Georgette Heyer was a prolific historical romance and detective fiction novelist. Her writing career began in 1921, when she turned a story for her younger brother into the novel The Black Moth.
In 1925 she married George Ronald Rougier, a mining engineer. Rougier later became a barrister and he often provided basic plot outlines for her thrillers. Beginning in 1932, Heyer released one romance novel and one thriller each year.
Heyer was an intensely private person who remained a best selling author all her life without the aid of publicity. She made no appearances, never gave an interview and only answered fan letters herself if they made an interesting historical point. She wrote one novel using the pseudonym Stella Martin.
Her Georgian and Regencies romances were inspired by Jane Austen. While some critics thought her novels were too detailed, others considered the level of detail to be Heyer's greatest asset.
Heyer remains a popular and much-loved author, known for essentially establishing the historical romance genre and its subgenre Regency romance.
Georgette Heyer's characters are varied, credible, and many grow and mature as the plot unfolds. What Georgette Heyer does have in common with Jane Austen is her wit, her lightness of touch, her gift for period detail, her ability to create credible, multi-dimensional characters whom feel you'd recognise if you saw them on the street, her ability to set the scene so that you feel you are there, her genius for witty but everyday dialogue. She is such a brilliant writer. Georgette did intend her historical romances to be light reading and I prefer her Regency romances where she paid loving attention to period detail including historical events, facts, slang and real people such as Beau Brummell, the Regent, the Duke of Wellington.
Didn't like Bath Tangle above half--too much waspishness between the protags.
Arabella, however, I loved. The perfect story of an innocent but strong country miss going into Society for the first time and the unattainable heart she claims.
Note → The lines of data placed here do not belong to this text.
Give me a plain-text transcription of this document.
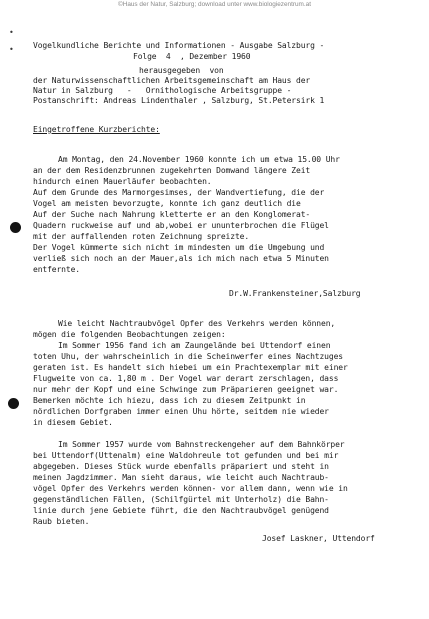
©Haus der Natur, Salzburg; download unter www.biologiezentrum.at
•
• Vogelkundliche Berichte und Informationen - Ausgabe Salzburg -
Folge  4  , Dezember 1960
herausgegeben  von
der Naturwissenschaftlichen Arbeitsgemeinschaft am Haus der
Natur in Salzburg   -   Ornithologische Arbeitsgruppe -
Postanschrift: Andreas Lindenthaler , Salzburg, St.Petersirk 1
Eingetroffene Kurzberichte:
Am Montag, den 24.November 1960 konnte ich um etwa 15.00 Uhr
an der dem Residenzbrunnen zugekehrten Domwand längere Zeit
hindurch einen Mauerläufer beobachten.
Auf dem Grunde des Marmorgesimses, der Wandvertiefung, die der
Vogel am meisten bevorzugte, konnte ich ganz deutlich die
Auf der Suche nach Nahrung kletterte er an den Konglomerat-
Quadern ruckweise auf und ab,wobei er ununterbrochen die Flügel
mit der auffallenden roten Zeichnung spreizte.
Der Vogel kümmerte sich nicht im mindesten um die Umgebung und
verließ sich noch an der Mauer,als ich mich nach etwa 5 Minuten
entfernte.
Dr.W.Frankensteiner,Salzburg
Wie leicht Nachtraubvögel Opfer des Verkehrs werden können,
mögen die folgenden Beobachtungen zeigen:
Im Sommer 1956 fand ich am Zaungelände bei Uttendorf einen
toten Uhu, der wahrscheinlich in die Scheinwerfer eines Nachtzuges
geraten ist. Es handelt sich hiebei um ein Prachtexemplar mit einer
Flugweite von ca. 1,80 m . Der Vogel war derart zerschlagen, dass
nur mehr der Kopf und eine Schwinge zum Präparieren geeignet war.
Bemerken möchte ich hiezu, dass ich zu diesem Zeitpunkt in
nördlichen Dorfgraben immer einen Uhu hörte, seitdem nie wieder
in diesem Gebiet.
Im Sommer 1957 wurde vom Bahnstreckengeher auf dem Bahnkörper
bei Uttendorf(Uttenalm) eine Waldohreule tot gefunden und bei mir
abgegeben. Dieses Stück wurde ebenfalls präpariert und steht in
meinen Jagdzimmer. Man sieht daraus, wie leicht auch Nachtraub-
vögel Opfer des Verkehrs werden können- vor allem dann, wenn wie in
gegenständlichen Fällen, (Schilfgürtel mit Unterholz) die Bahn-
linie durch jene Gebiete führt, die den Nachtraubvögel genügend
Raub bieten.
Josef Laskner, Uttendorf
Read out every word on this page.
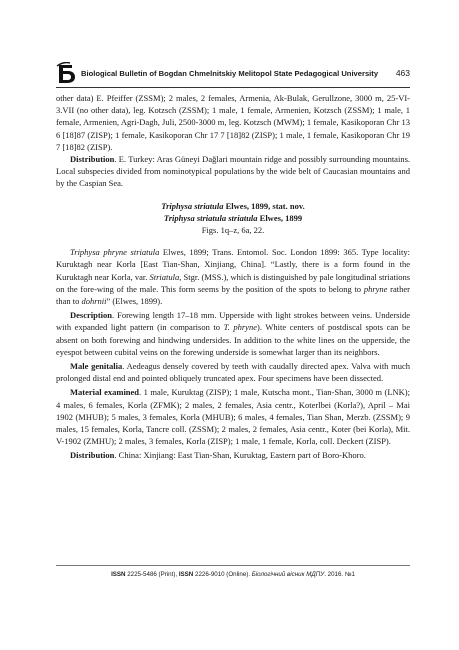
Biological Bulletin of Bogdan Chmelnitskiy Melitopol State Pedagogical University 463

other data) E. Pfeiffer (ZSSM); 2 males, 2 females, Armenia, Ak-Bulak, Gerullzone, 3000 m, 25-VI-3.VII (no other data), leg. Kotzsch (ZSSM); 1 male, 1 female, Armenien, Kotzsch (ZSSM); 1 male, 1 female, Armenien, Agri-Dagh, Juli, 2500-3000 m, leg. Kotzsch (MWM); 1 female, Kasikoporan Chr 13 6 [18]87 (ZISP); 1 female, Kasikoporan Chr 17 7 [18]82 (ZISP); 1 male, 1 female, Kasikoporan Chr 19 7 [18]82 (ZISP).

Distribution. E. Turkey: Aras Güneyi Dağlari mountain ridge and possibly surrounding mountains. Local subspecies divided from nominotypical populations by the wide belt of Caucasian mountains and by the Caspian Sea.

Triphysa striatula Elwes, 1899, stat. nov.

Triphysa striatula striatula Elwes, 1899

Figs. 1q–z, 6a, 22.

Triphysa phryne striatula Elwes, 1899; Trans. Entomol. Soc. London 1899: 365. Type locality: Kuruktagh near Korla [East Tian-Shan, Xinjiang, China]. “Lastly, there is a form found in the Kuruktagh near Korla, var. Striatula, Stgr. (MSS.), which is distinguished by pale longitudinal striations on the fore-wing of the male. This form seems by the position of the spots to belong to phryne rather than to dohrnii” (Elwes, 1899).

Description. Forewing length 17–18 mm. Upperside with light strokes between veins. Underside with expanded light pattern (in comparison to T. phryne). White centers of postdiscal spots can be absent on both forewing and hindwing undersides. In addition to the white lines on the upperside, the eyespot between cubital veins on the forewing underside is somewhat larger than its neighbors.

Male genitalia. Aedeagus densely covered by teeth with caudally directed apex. Valva with much prolonged distal end and pointed obliquely truncated apex. Four specimens have been dissected.

Material examined. 1 male, Kuruktag (ZISP); 1 male, Kutscha mont., Tian-Shan, 3000 m (LNK); 4 males, 6 females, Korla (ZFMK); 2 males, 2 females, Asia centr., Koterlbei (Korla?), April – Mai 1902 (MHUB); 5 males, 3 females, Korla (MHUB); 6 males, 4 females, Tian Shan, Merzb. (ZSSM); 9 males, 15 females, Korla, Tancre coll. (ZSSM); 2 males, 2 females, Asia centr., Koter (bei Korla), Mit. V-1902 (ZMHU); 2 males, 3 females, Korla (ZISP); 1 male, 1 female, Korla, coll. Deckert (ZISP).

Distribution. China: Xinjiang: East Tian-Shan, Kuruktag, Eastern part of Boro-Khoro.

ISSN 2225-5486 (Print), ISSN 2226-9010 (Online). Біологічний вісник МДПУ. 2016. №1
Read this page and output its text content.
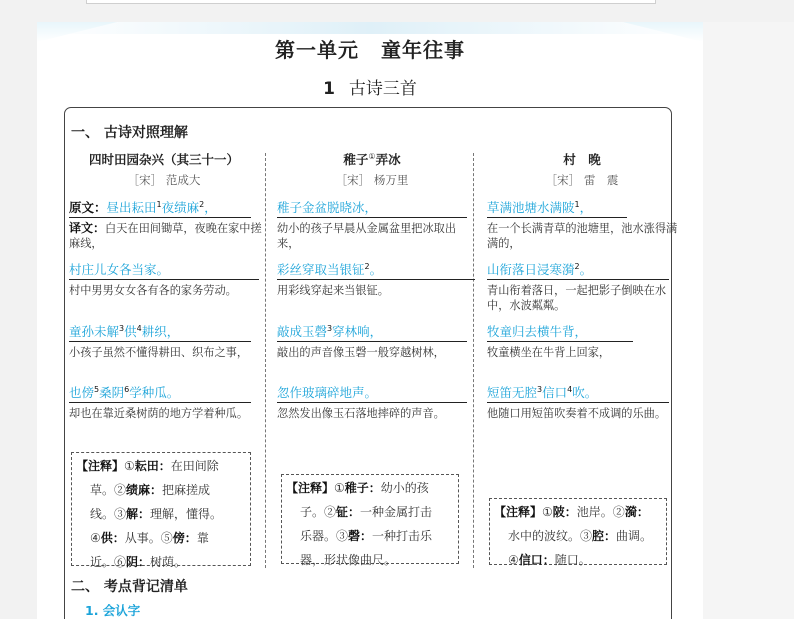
第一单元 童年往事
1 古诗三首
一、 古诗对照理解
四时田园杂兴（其三十一）
［宋］ 范成大
原文：昼出耘田$^1$夜绩麻$^2$，
译文：白天在田间锄草，夜晚在家中搓麻线，
村庄儿女各当家。
村中男男女女各有各的家务劳动。
童孙未解$^3$供$^4$耕织，
小孩子虽然不懂得耕田、织布之事，
也傍$^5$桑阴$^6$学种瓜。
却也在靠近桑树荫的地方学着种瓜。
【注释】①耘田：在田间除
草。②绩麻：把麻搓成
线。③解：理解，懂得。
④供：从事。⑤傍：靠
近。⑥阴：树荫。
稚子①弄冰
［宋］ 杨万里
稚子金盆脱晓冰，
幼小的孩子早晨从金属盆里把冰取出来，
彩丝穿取当银钲$^2$。
用彩线穿起来当银钲。
敲成玉磬$^3$穿林响，
敲出的声音像玉磬一般穿越树林，
忽作玻璃碎地声。
忽然发出像玉石落地摔碎的声音。
【注释】①稚子：幼小的孩
子。②钲：一种金属打击
乐器。③磬：一种打击乐
器，形状像曲尺。
村　晚
［宋］ 雷　震
草满池塘水满陂$^1$，
在一个长满青草的池塘里，池水涨得满满的，
山衔落日浸寒漪$^2$。
青山衔着落日，一起把影子倒映在水中，水波粼粼。
牧童归去横牛背，
牧童横坐在牛背上回家，
短笛无腔$^3$信口$^4$吹。
他随口用短笛吹奏着不成调的乐曲。
【注释】①陂：池岸。②漪：
水中的波纹。③腔：曲调。
④信口：随口。
二、 考点背记清单
1. 会认字
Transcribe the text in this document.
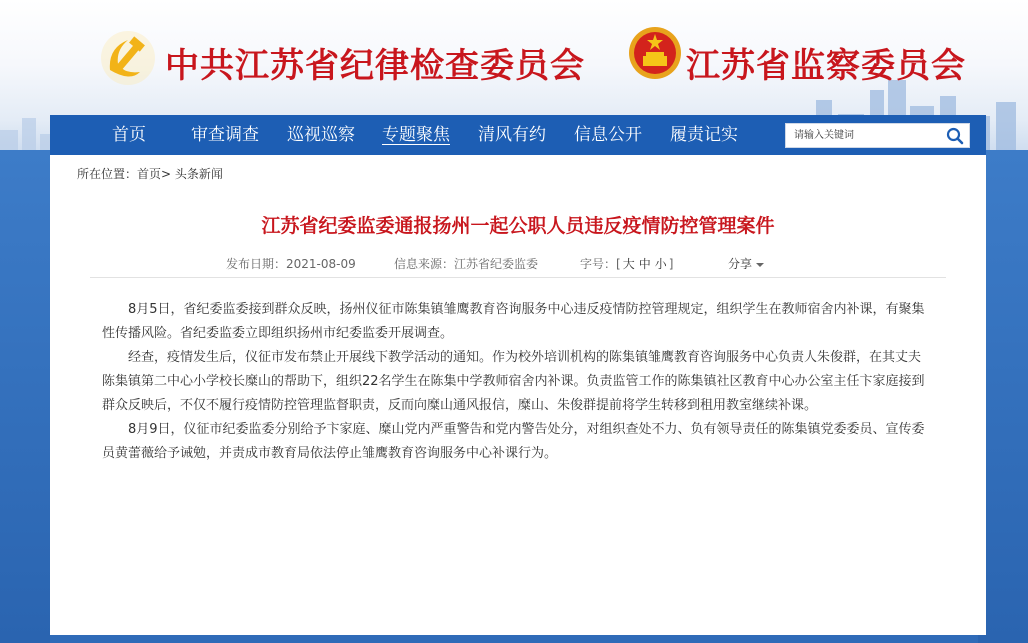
中共江苏省纪律检查委员会	江苏省监察委员会
首页	审查调查 巡视巡察 专题聚焦 清风有约 信息公开 履责记实
请输入关键词
所在位置：首页> 头条新闻
江苏省纪委监委通报扬州一起公职人员违反疫情防控管理案件
发布日期：2021-08-09	信息来源：江苏省纪委监委	字号：[ 大 中 小 ]	分享

8月5日，省纪委监委接到群众反映，扬州仪征市陈集镇雏鹰教育咨询服务中心违反疫情防控管理规定，组织学生在教师宿舍内补课，有聚集性传播风险。省纪委监委立即组织扬州市纪委监委开展调查。

经查，疫情发生后，仪征市发布禁止开展线下教学活动的通知。作为校外培训机构的陈集镇雏鹰教育咨询服务中心负责人朱俊群，在其丈夫陈集镇第二中心小学校长糜山的帮助下，组织22名学生在陈集中学教师宿舍内补课。负责监管工作的陈集镇社区教育中心办公室主任卞家庭接到群众反映后，不仅不履行疫情防控管理监督职责，反而向糜山通风报信，糜山、朱俊群提前将学生转移到租用教室继续补课。

8月9日，仪征市纪委监委分别给予卞家庭、糜山党内严重警告和党内警告处分，对组织查处不力、负有领导责任的陈集镇党委委员、宣传委员黄蕾薇给予诫勉，并责成市教育局依法停止雏鹰教育咨询服务中心补课行为。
From a fateful lie to three (socially) shocking rescues, she believes she has ruined her chances at making a respectable match, but it turns out she's just what the season's matrimonial prize has been looking for. It's kind of a Cinderella story, but with a lot more spirit, some good insight into the troubling situations of the time, and a dose of wholesome moral values to save the day (and the rake).
And the Nonesuch--oh, so good. A social idol who is so normal and approachable and big-hearted that you fall in love with him almost at once, and a heroine who is stalwart and clever and graceful and genteel, yet unassuming enough to skate beneath the radar--at least until the Nonesuch sees through her facade and falls madly in love with her. Plenty of hijinks as the two responsible ones sort out the affairs of the younger, inexperienced or spoiled characters, and a really dreadful misunderstanding that nearly ruins it all. (But never fear, its a HEA)
I liked the overall story of Arabella but, it wasn't my favorite G. Heyer book. I get impatient as she describes the fashions, clothing, dress - etc. I wish she described more of the spunky nature of Arabella and Robert's clever wit.